A lawsuit involving a single plaintiff seeking a few thousand dollars in unpaid overtime can become disproportionately expensive when you factor in that the FLSA also mandates recovery of reasonable attorney’s fees and costs for prevailing plaintiffs. Also, the company must pay its lawyer to defend the case.
Plus, if you eventually agree to settle the case, the parties can’t just agree to dismiss the lawsuit (as with basically every other kind of employment claim).
Oh, no.
Private parties must ask the court to approve the settlement to ensure it’s fair. (They can also seek approval from the U.S. Department of Labor. But that’s usually a non-starter.)
Seeking court approval involves more time and expense, and your settlement agreement gets filed on a public docket for all to see.

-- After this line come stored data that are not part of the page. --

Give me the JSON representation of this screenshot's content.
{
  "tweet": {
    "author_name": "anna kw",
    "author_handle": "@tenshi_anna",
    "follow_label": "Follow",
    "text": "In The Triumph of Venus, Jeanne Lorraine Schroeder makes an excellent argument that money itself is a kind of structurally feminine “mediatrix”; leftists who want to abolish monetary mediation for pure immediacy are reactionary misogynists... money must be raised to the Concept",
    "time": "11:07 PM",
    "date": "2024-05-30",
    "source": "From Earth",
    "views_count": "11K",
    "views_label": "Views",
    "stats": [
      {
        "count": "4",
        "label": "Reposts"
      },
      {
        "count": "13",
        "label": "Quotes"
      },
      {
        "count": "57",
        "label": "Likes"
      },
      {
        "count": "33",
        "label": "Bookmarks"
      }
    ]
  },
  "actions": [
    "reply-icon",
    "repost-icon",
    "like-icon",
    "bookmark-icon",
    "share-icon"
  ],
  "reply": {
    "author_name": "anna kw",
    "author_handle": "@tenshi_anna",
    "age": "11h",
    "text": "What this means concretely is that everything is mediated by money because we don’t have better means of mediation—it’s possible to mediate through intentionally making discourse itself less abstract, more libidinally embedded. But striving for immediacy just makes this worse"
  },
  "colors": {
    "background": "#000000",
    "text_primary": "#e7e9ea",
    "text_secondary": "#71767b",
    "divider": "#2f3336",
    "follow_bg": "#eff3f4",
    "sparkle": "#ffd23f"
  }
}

The prospect of going through this process can chill settlement and delay payment to the plaintiff(s).
Fortunately, a Pennsylvania federal judge recently recognized these flaws and offered another option for employers and employees in small wage and hour cases. Parties to an FLSA suit might settle an FLSA lawsuit without court approval by voluntarily agreeing to dismiss the action. They can even resolve their dispute pre-lawsuit.
Beyond the added time and expense of obtaining court approval for a settlement, the judge underscored that if Congress had intended for courts to approve all FLSA settlements, it would have said so in the FLSA. But it didn’t.
Now, here’s the thing, err, things:
- Your mileage may vary depending on the court and the judge. This recent decision is an outlier. The judge admitted it. Most judges – even those that sit in the same courthouse as the Pennsylvania federal judge who decided this case – will still require court approval for an FLSA settlement.
- Collective/class actions are different. In that situation, court approval protects opt-in plaintiffs who have not gotten involved in the case. So just dismissing the case after settling is probably not an option.
- Avoid provisions that may jeopardize the enforceability of a private settlement agreement. The judge said, “if an employer wants to settle the case and take the risk that it may not be enforceable later, Rule 41 lets it do so.” So, avoid language that could risk enforceability, like non-disclosure, perhaps. Judges often require parties to file settlement agreements in FLSA cases because the public is interested in the outcome.